Не было ни людей Тобина, ни Птицеловки. До первых мне не было дела, я находился не в том настроении, чтобы общаться с выводком кудахчущих актеров, но от компании Птицеловки не отказался бы. Сейчас мне остро не хватало ее – чтобы была рядом, бранилась, шипела и в конце концов усвоила новости, с которыми я пришел. Возможно, причина была только в месте и часе, но мне вдруг отчаянно захотелось разделить бремя.
Как бы я ни устал, я не мог не отметить, что желудок уже пытается проесть дыру в хребтине. Я подошел к стойке и знаком велел принести того, что у них там было на завтрак. Затем привалился к ней спиной, утвердился локтями сверху и позволил себе расслабиться.
Охотники за джиннами? Какие, к черту, виды у кучки охотников за джиннами на меня, не говоря о моем ночном зрении? Дело казалось достаточно скверным, когда я считал их некими ассасинами, одетыми в тень, но теперь… Теперь мне приходилось гадать о связи между моим темным ви?дением и таковым у джиннов, или их погонщиков, или кем там, будь они прокляты, являлись Львы Арата. Если отбросить тот факт, что старый убийца меня отпустил, то я ни на секунду не верил в случайность того, что глиммер нейяджинки обманывал и зрение Львов, и мое собственное. Мой ограниченный опыт подсказывал, что в магии не бывает таких совпадений: нежданный глиммер обычно ухудшает ситуацию, а не наоборот. Это могло сколь угодно не нравиться мне, но представлялось вполне вероятным, что если между зрением моим и Львов Арата и не было прямой связи, то сходство оставалось разительным. Сходство, которое вполне могло указывать на джанийскую магию и джиннов.
Джинны.
Проклятье, Себастьян, как ты разжился нашим ночным зрением? И где?
Девчонка-служанка едва не напугала меня, поставив у моего локтя тарелку. Я повернулся, чтобы забрать ее, и улыбнулся. Каша была приготовлена по- илдреккански; она благоухала и рисом, и козьим молоком, и медом, и кориандром. В животе заурчало при воспоминании о доме. Взяв тарелку и роговую ложку, которую она положила рядом, я направился к лестнице.

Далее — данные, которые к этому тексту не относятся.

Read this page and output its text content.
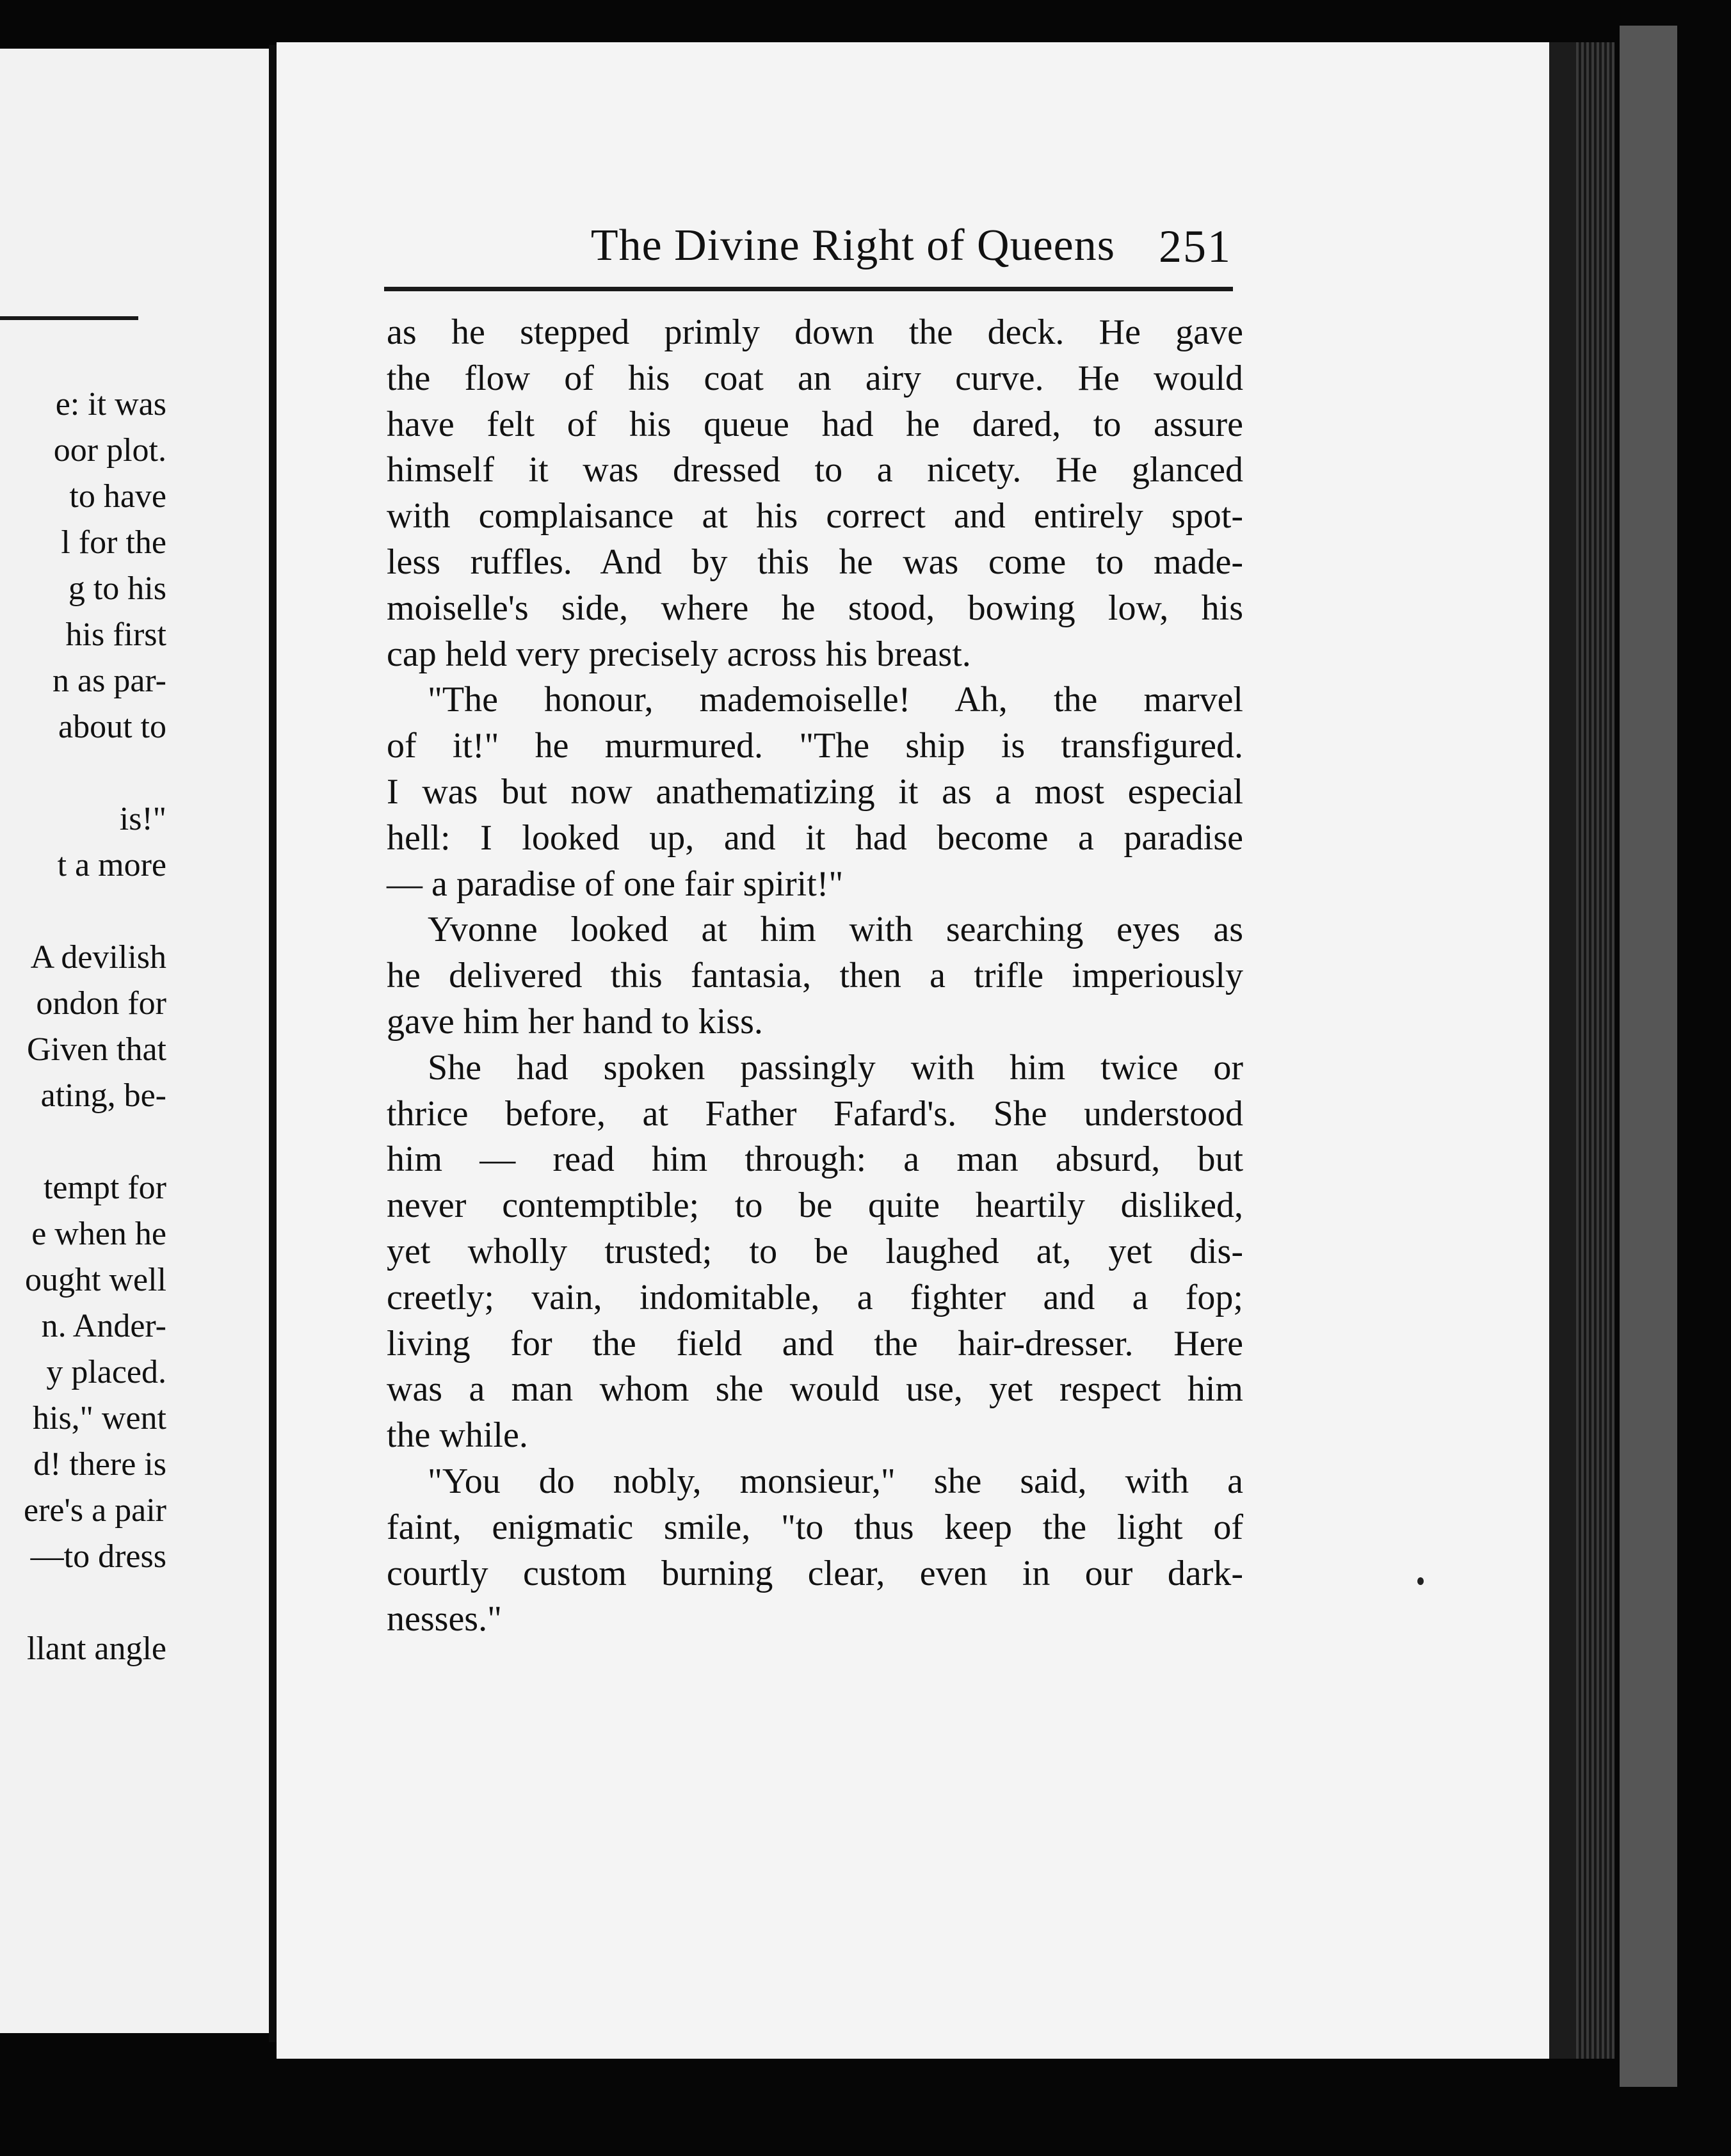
e: it was
oor plot.
to have
l for the
g to his
his first
n as par-
about to
is!"
t a more
A devilish
ondon for
Given that
ating, be-
tempt for
e when he
ought well
n. Ander-
y placed.
his," went
d! there is
ere's a pair
—to dress
llant angle
The Divine Right of Queens 251
as he stepped primly down the deck. He gave
the flow of his coat an airy curve. He would
have felt of his queue had he dared, to assure
himself it was dressed to a nicety. He glanced
with complaisance at his correct and entirely spot-
less ruffles. And by this he was come to made-
moiselle's side, where he stood, bowing low, his
cap held very precisely across his breast.
"The honour, mademoiselle! Ah, the marvel
of it!" he murmured. "The ship is transfigured.
I was but now anathematizing it as a most especial
hell: I looked up, and it had become a paradise
— a paradise of one fair spirit!"
Yvonne looked at him with searching eyes as
he delivered this fantasia, then a trifle imperiously
gave him her hand to kiss.
She had spoken passingly with him twice or
thrice before, at Father Fafard's. She understood
him — read him through: a man absurd, but
never contemptible; to be quite heartily disliked,
yet wholly trusted; to be laughed at, yet dis-
creetly; vain, indomitable, a fighter and a fop;
living for the field and the hair-dresser. Here
was a man whom she would use, yet respect him
the while.
"You do nobly, monsieur," she said, with a
faint, enigmatic smile, "to thus keep the light of
courtly custom burning clear, even in our dark-
nesses."
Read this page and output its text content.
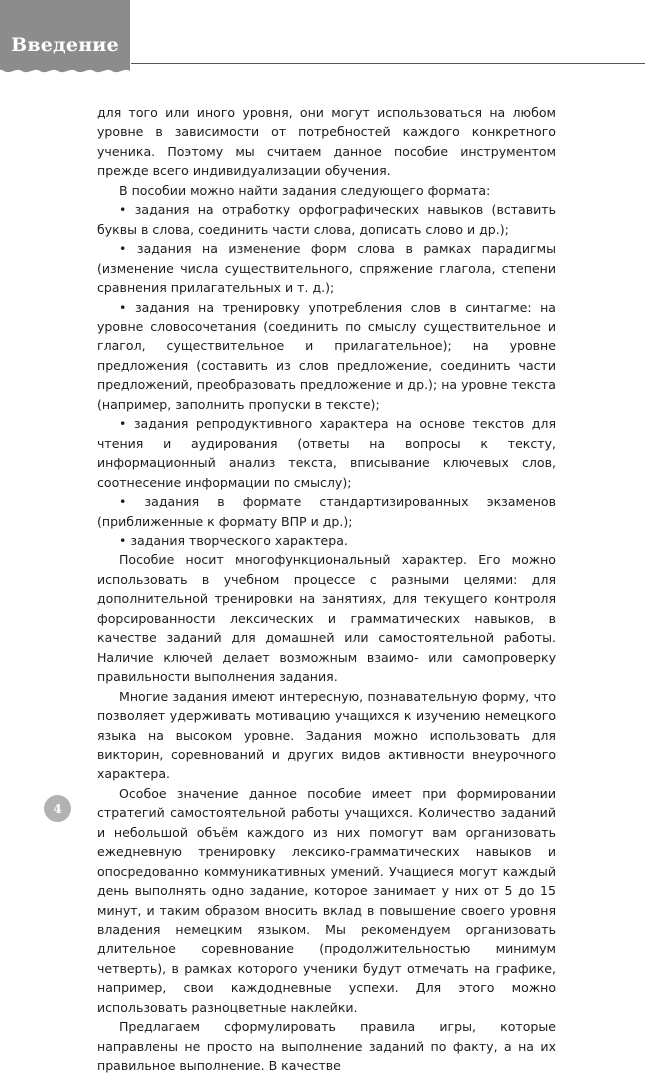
Введение

для того или иного уровня, они могут использоваться на любом уровне в зависимости от потребностей каждого конкретного ученика. Поэтому мы считаем данное пособие инструментом прежде всего индивидуализации обучения.

В пособии можно найти задания следующего формата:

• задания на отработку орфографических навыков (вставить буквы в слова, соединить части слова, дописать слово и др.);

• задания на изменение форм слова в рамках парадигмы (изменение числа существительного, спряжение глагола, степени сравнения прилагательных и т. д.);

• задания на тренировку употребления слов в синтагме: на уровне словосочетания (соединить по смыслу существительное и глагол, существительное и прилагательное); на уровне предложения (составить из слов предложение, соединить части предложений, преобразовать предложение и др.); на уровне текста (например, заполнить пропуски в тексте);

• задания репродуктивного характера на основе текстов для чтения и аудирования (ответы на вопросы к тексту, информационный анализ текста, вписывание ключевых слов, соотнесение информации по смыслу);

• задания в формате стандартизированных экзаменов (приближенные к формату ВПР и др.);

• задания творческого характера.

Пособие носит многофункциональный характер. Его можно использовать в учебном процессе с разными целями: для дополнительной тренировки на занятиях, для текущего контроля форсированности лексических и грамматических навыков, в качестве заданий для домашней или самостоятельной работы. Наличие ключей делает возможным взаимо- или самопроверку правильности выполнения задания.

Многие задания имеют интересную, познавательную форму, что позволяет удерживать мотивацию учащихся к изучению немецкого языка на высоком уровне. Задания можно использовать для викторин, соревнований и других видов активности внеурочного характера.

Особое значение данное пособие имеет при формировании стратегий самостоятельной работы учащихся. Количество заданий и небольшой объём каждого из них помогут вам организовать ежедневную тренировку лексико-грамматических навыков и опосредованно коммуникативных умений. Учащиеся могут каждый день выполнять одно задание, которое занимает у них от 5 до 15 минут, и таким образом вносить вклад в повышение своего уровня владения немецким языком. Мы рекомендуем организовать длительное соревнование (продолжительностью минимум четверть), в рамках которого ученики будут отмечать на графике, например, свои каждодневные успехи. Для этого можно использовать разноцветные наклейки.

Предлагаем сформулировать правила игры, которые направлены не просто на выполнение заданий по факту, а на их правильное выполнение. В качестве

4
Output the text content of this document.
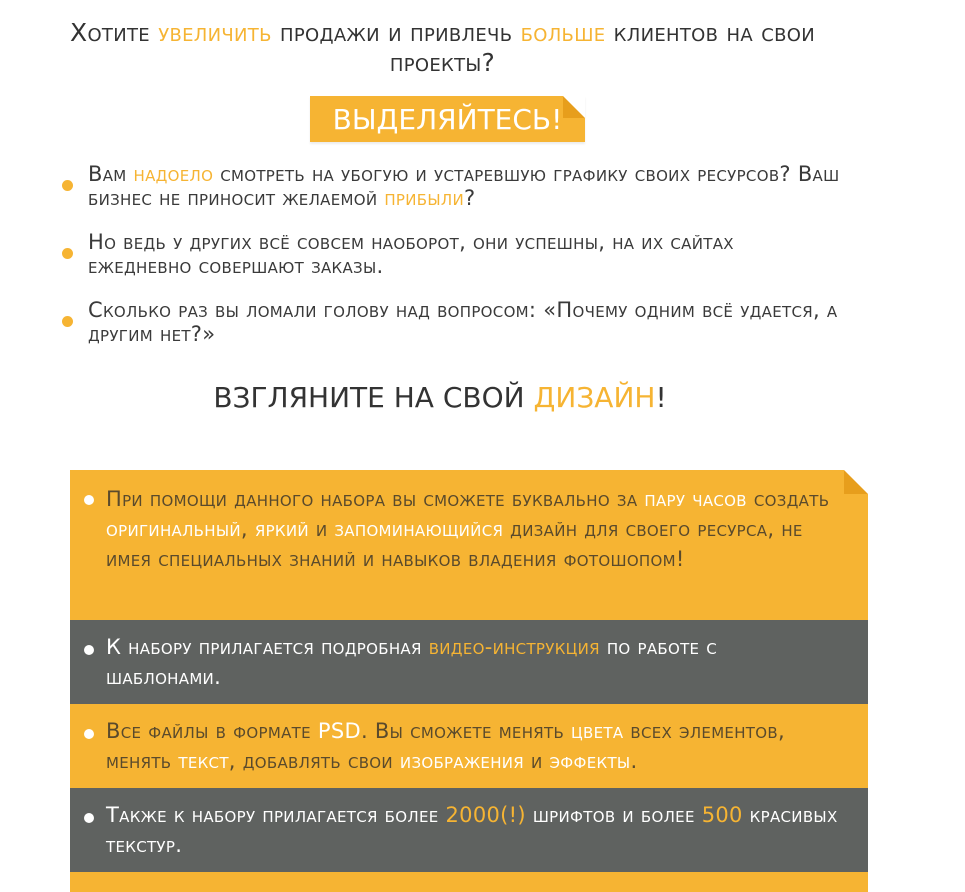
Хотите увеличить продажи и привлечь больше клиентов на свои проекты?
ВЫДЕЛЯЙТЕСЬ!
Вам надоело смотреть на убогую и устаревшую графику своих ресурсов? Ваш бизнес не приносит желаемой прибыли?
Но ведь у других всё совсем наоборот, они успешны, на их сайтах ежедневно совершают заказы.
Сколько раз вы ломали голову над вопросом: «Почему одним всё удается, а другим нет?»
ВЗГЛЯНИТЕ НА СВОЙ ДИЗАЙН!
При помощи данного набора вы сможете буквально за пару часов создать оригинальный, яркий и запоминающийся дизайн для своего ресурса, не имея специальных знаний и навыков владения фотошопом!
К набору прилагается подробная видео-инструкция по работе с шаблонами.
Все файлы в формате PSD. Вы сможете менять цвета всех элементов, менять текст, добавлять свои изображения и эффекты.
Также к набору прилагается более 2000(!) шрифтов и более 500 красивых текстур.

Ну что же, одно было ясно наверняка: если я не считал мое ночное зрение удачным совпадением, то так же думал и дед Арибы. То, что он меня отпустил, означало только, что задерживать пока не имело смысла. Я не питал никаких иллюзий и знал, что не покончил ни с ним, ни с его внучкой, ни с их интересом ко мне. Никто не нарушает контракт и не мочит четверых боевиков местного Туза лишь для того, чтобы позволить уйти человеку, ради которого рискуешь людьми. Нет, он затеял долгую игру, но я пока не знал, какая роль отводилась мне – орудия или мишени.
Я поднялся на одну ступеньку, затем на следующую и погрузил ложку в кашу. Та была горячей, густой и крупчатой; она упала в утробу, словно булыжник. Но все равно было неплохо, как будто в сердцевине объявилась толика родины, которая вызвала несварение желудка. Мелочь, но приятно.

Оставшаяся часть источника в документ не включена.